El joven se llevó una mano al puente de la nariz, tragándose las lágrimas y obgligándose a recuperar la tranquilidad y el control. No podía permitirse otro error, ni siquiera por su padre. Así que se serenó y se volvió hacia los médicos, que esperaban pacientes a que el príncipe centrara su atención en ellos.

Había tristeza en el rostro de los tres elfos, lo cual no hizo sino empeorar su sentimiento de culpa y frustración. Su padre se le iba y él, mientras tanto, se entretenía jugando a salvar la nación.

Esa misma mañana le había dicho a Dhan Hund que no jugaba, pero en ese momento se dio cuenta de que no era verdad. Hasta ahora había jugado a ser espía y estratega. Pero en pocas horas iba a convertirse en rey, lo quisiera o no, lo buscara o no, estuviera preparado o no. Su padre se moría y él no podría llorarle porque estaría demasiado ocupado en preparar su sucesión.

Maldijo y se acercó de nuevo a los doctores, dejando que le hablaran de cómo habá evolucionado la enfermedad, de cómo ciertos pacientes dan muestras de mejoría pocos días antes de morir, de que habían hecho todo lo que habían podido...

No les escuchó realmente. Se limitó a asentir y a fingir entenderlo todo mientras pensaba en cómo ponerse en contacto con Nawar.

Con su padre agonizante no iba a poder volver a Sealgaoin'ear esa noche y si además tenía que reunirse con Zealor para preparar la sucesión no iba a tener tiempo de nada. Eso iba a ser un problema. Tenía a Haze Yahir en su residencia, a donde ya no tendría sentido retirarse una vez fuera rey. La casa, en teoría, debería quedar cerrada ahora a la espera del nuevo príncipe heredero. Aún tendría unas semanas para llevarse sus cosas de allí y trasladarse definitivamente a los aposentos reales, pero...

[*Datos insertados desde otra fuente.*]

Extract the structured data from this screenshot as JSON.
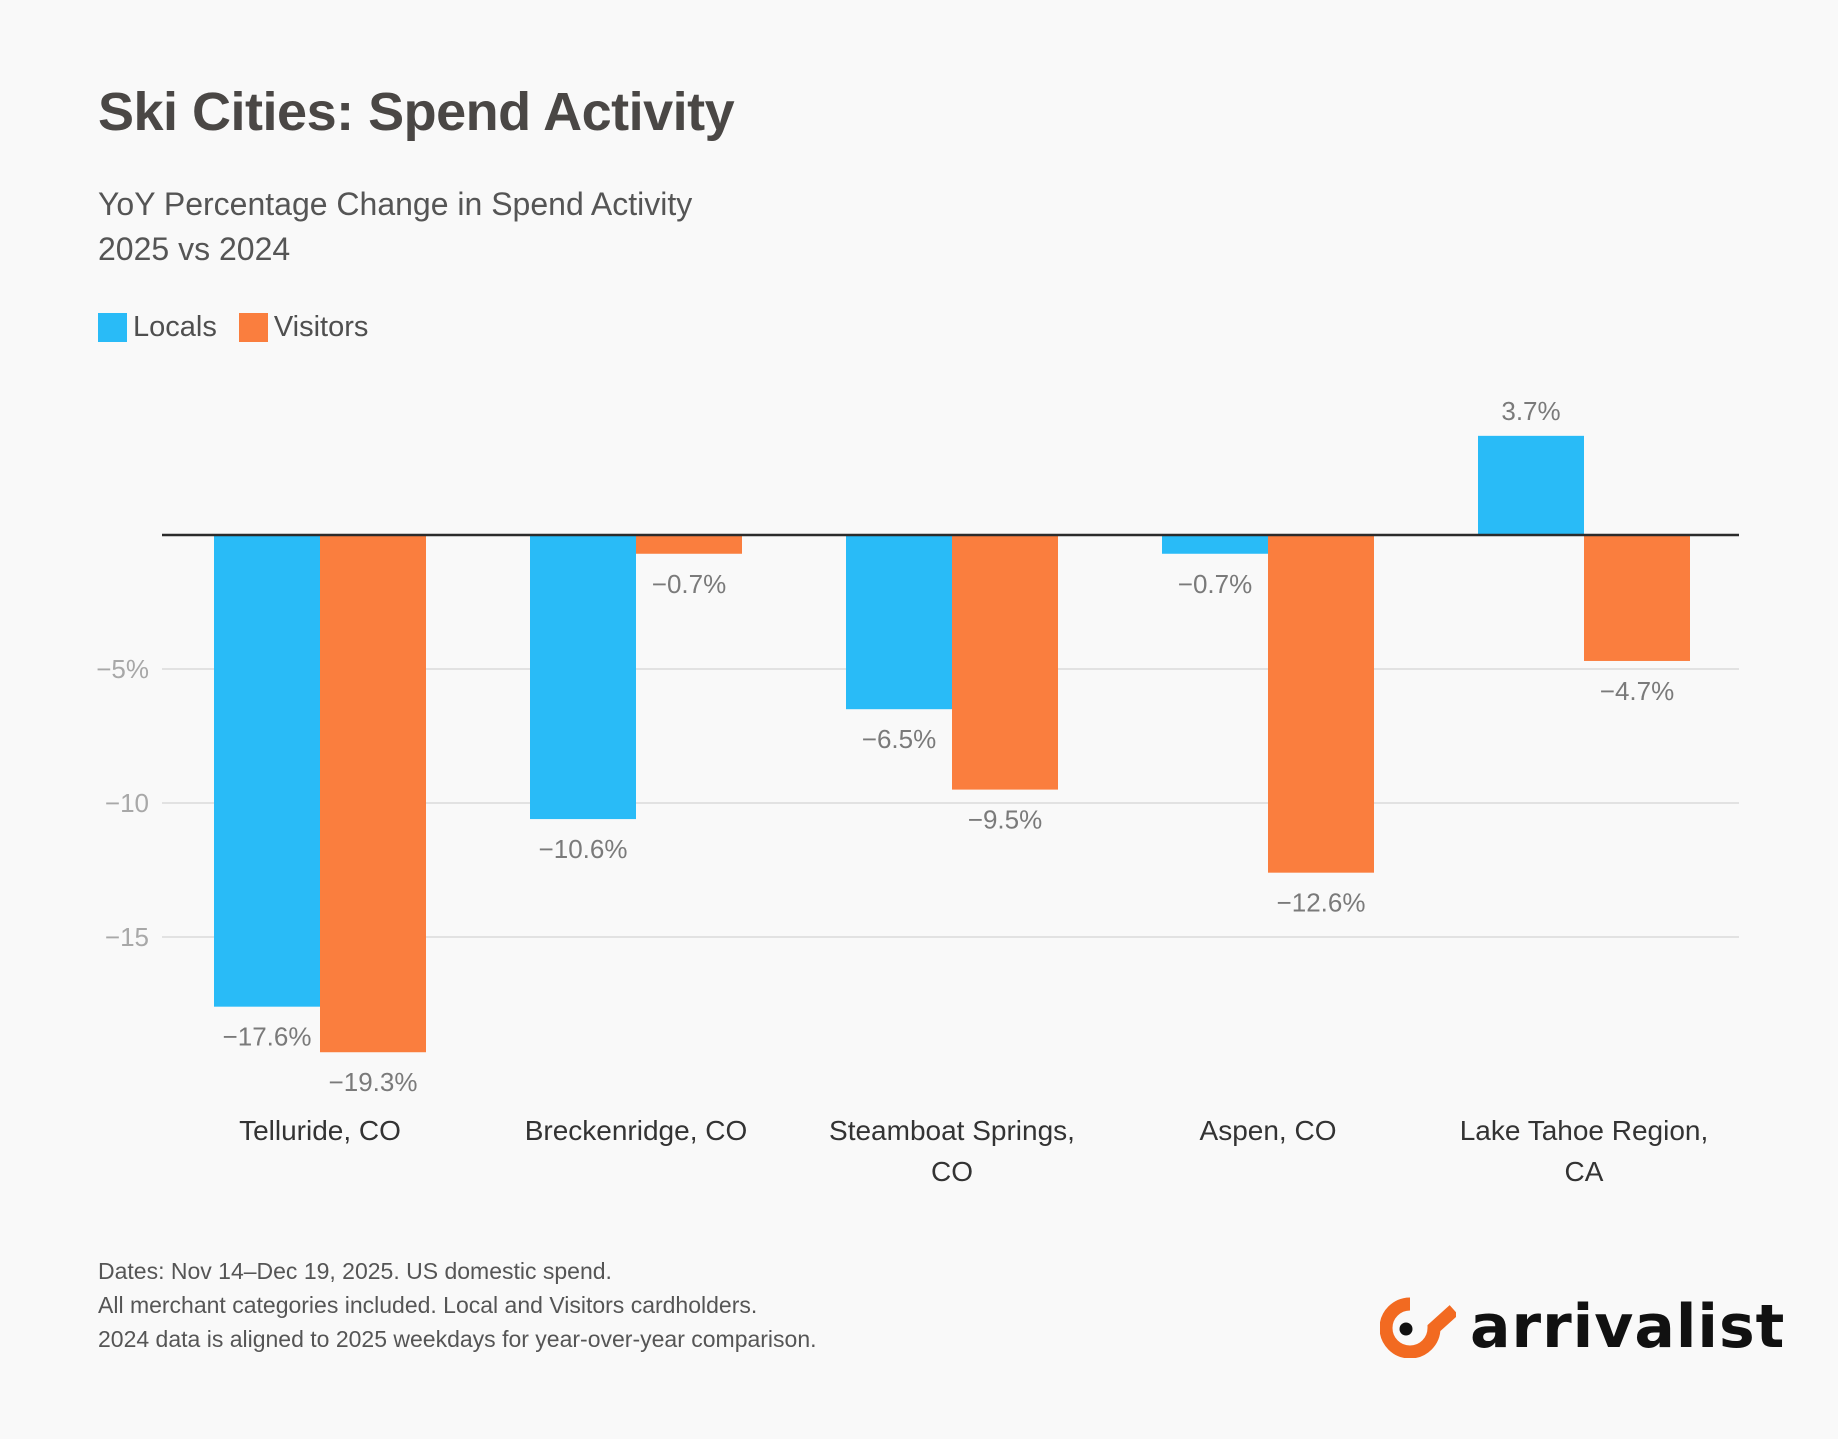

No podía pensar en eso ahora y sin embargo era un asunto que no podía esperar. Tendría que enviar mensajeros y confiar en que los mensajes llegaran a sus destinatarios. Confiar en sus hombres y en su discreción.

Podía pedir un rato a solas para reflexionar. Escribir las cartas y enviarlas. Si se organizaban deprisa no tenía porque cambiar nada. Todos sus hombres sabrían qué hacer.

O casi todos.

No tenía ni idea de cómo contactar con Nawar.

-Le hemos suministrado una droga muy fuerte para el dolor, Alteza -estaba diciendo uno de los médicos cuando por fin se decidió a prestarles atención-. Es muy posible que ya no despierte.

-Comprendo -respondió, porque era lo que se respondía en momentos como ese, pero era mentira. No podía comprender ni quería comprender que su padre ya no iba a despertar. Lo aceptaría cuando sucediera, porque no se podía hacer nada más. Pero de momento se iba a permitir el lujo de la negación. Tal vez se equivocaran. Tal vez despertara al fin y al cabo y él pudiera despedirse de verdad.

-Volveré en un par de horas -les dijo a los médicos-. Avisadme si hubiese cualquier cambio.

Estos prometieron hacerlo y le dejaron salir. En la puerta le esperaba uno de los hombres del Qiam.

-Mi señor me ha enviado a comunicaros que en cuanto estéis libre os dirijáis a su despacho, Alteza.

No parecían dispuestos a dejarle respirar. Aún así, ya se había puesto en evidencia uan vez perdiendo los papeles delante del Qiam. No le convenía que Zealor sospechara. Habría tiempo para escribir misivas más tarde.

Así que asintió y siguió al soldado hasta el despacho del Qiam, a preparar su coronación mientras el cuerpo de su padre aún estaba caliente.

“No tan caliente” .

Ciero, no tan caliente. De nuevo se pellizcó el puente de la nariz, conteniendo el temblor y las lágrimas. Más le valía empezar a comportarse como una persona práctica si iba a tener que pasar las siguientes horas hablando de rituales de sucesión con Zealor Yahir.